Note: In New Zealand, Padovan et al. (2000) have also observed that phytoplasmas found in strawberry plants showing symptoms of green petal or lethal yellows were indistinguishable. The fact that the same phytoplasma is associated with two distinct diseases on the same host cannot yet be explained. In addition to New Zealand, it can be recalled that green petal symptoms are seen sporadically in Europe, North America and Australia. In North America, another(?) phytoplasma disease called strawberry lethal decline was reported first in the north western US and then in British Columbia (CA). The pathogen can be transmitted by the leafhopper Aphrodes bicincta. Experimental transmission of western X-disease to strawberry produced symptoms similar to those of lethal decline. Reported to be of minor importance. The only reported control measure is to rogue infected plants. In Australia, another lethal yellows had been associated in the past with a rickettsia-like-bacterium. But this disease has apparently not been seen again. More studies are needed to understand better the aetiology and epidemiology of phytoplasma diseases of strawberry.

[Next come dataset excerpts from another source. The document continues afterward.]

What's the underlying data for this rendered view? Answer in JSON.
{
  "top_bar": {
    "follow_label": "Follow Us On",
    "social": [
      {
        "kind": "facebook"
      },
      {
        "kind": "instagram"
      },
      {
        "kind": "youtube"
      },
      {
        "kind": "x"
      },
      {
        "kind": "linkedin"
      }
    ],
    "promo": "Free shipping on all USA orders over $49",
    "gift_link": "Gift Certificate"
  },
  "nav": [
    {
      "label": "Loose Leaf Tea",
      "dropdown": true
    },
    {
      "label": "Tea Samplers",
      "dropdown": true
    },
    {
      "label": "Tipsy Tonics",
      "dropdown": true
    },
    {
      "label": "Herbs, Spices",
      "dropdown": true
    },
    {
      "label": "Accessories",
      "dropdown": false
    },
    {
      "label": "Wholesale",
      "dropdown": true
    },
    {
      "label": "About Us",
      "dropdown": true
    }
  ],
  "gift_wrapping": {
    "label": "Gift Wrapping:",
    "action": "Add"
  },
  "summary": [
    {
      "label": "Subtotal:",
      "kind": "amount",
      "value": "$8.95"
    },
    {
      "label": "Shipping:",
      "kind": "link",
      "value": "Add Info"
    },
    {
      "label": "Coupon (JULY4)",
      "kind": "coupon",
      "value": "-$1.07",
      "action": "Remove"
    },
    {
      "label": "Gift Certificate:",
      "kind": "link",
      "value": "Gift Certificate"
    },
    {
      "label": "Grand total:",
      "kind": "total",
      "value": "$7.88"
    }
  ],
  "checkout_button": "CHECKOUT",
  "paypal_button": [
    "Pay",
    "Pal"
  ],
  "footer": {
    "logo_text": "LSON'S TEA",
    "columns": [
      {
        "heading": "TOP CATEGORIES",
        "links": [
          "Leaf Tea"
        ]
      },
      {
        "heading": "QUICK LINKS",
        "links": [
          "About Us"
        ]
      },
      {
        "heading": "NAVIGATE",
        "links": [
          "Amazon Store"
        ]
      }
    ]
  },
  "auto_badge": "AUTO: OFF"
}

Damage: Symptoms usually include leaf yellowing, followed by more or less severe plant decline. Plant mortality has been reported at least on strawberry (severe decline, in field conditions plants may die and in glasshouse conditions they rapidly die), on papaya and Cordyline australis.

Pathway: Infected plants for planting (see host plants above) from New Zealand and Australia.

Possible risks: Among host plants of ‘Candidatus Phytoplasma australiense’, grapevine and strawberry are important crops in the EPPO region. Cordyline australis is also a widely grown ornamental plant (mainly pot plant, but also garden plant in southern parts). Insect vectors are suspected but so far only one New-Zealand species Oliarus atkinsoni has been identified (it does not occur in Europe). The phytoplasma can cause lethal diseases in particular on strawberry, although it is probably of a limited extent (apparently restricted in one region). On grapevine, more data is needed on the impact of the disease in the field.

EPPO RS 98/171, 2000/162, 2002/102
Panel review date: 2002-01
Entry date 1998-09


Andersen, M.T.; Longmore, J.; Liefting, L.W.; Wood, G.A.; Sutherland, P.W.; Beck, D.L.; Forster, R.L.S. (1998) Phormium yellow leaf phytoplasma is associated with strawberry lethal yellows disease in New Zealand. Plant Disease, 82(6), 606-609.
Andersen, M.T.; Beever, R.E.; Sutherland, P.W.; Forster, R.L.S. (2001) Association of ‘Candidatus Phytoplasma australiense’ with sudden decline of cabbage tree in New Zealand. Plant Disease, 85(5), 462-469.
Liefting, L.W.; Padovan, A.C.; Gibb, K.S.; Beever, R.E.; Andersen, M.T.; Newcomb, R.D.; Beck, D.L.; Forster, R.L.S. (1998) ‘Candidatus Phytoplasma australiense’ is associated with Australian grapevine yellows, papaya dieback and Phormium yellow leaf diseases. European Journal of Plant Pathology, 104(6), 619-623.
Padovan, A.; Gibb, K.; Persley, D. (2000) Association of ‘Candidatus Phytoplasma australiense’ with green petal and lethal yellows diseases in strawberry. Plant Pathology, 49(3), 362-369.
Padovan, A.C.; Gibb, K.S. (2001) Epidemiology of phytoplasma diseases in papaya in Northern Australia. Journal of Phytopathology, 149(11/12), 649-658.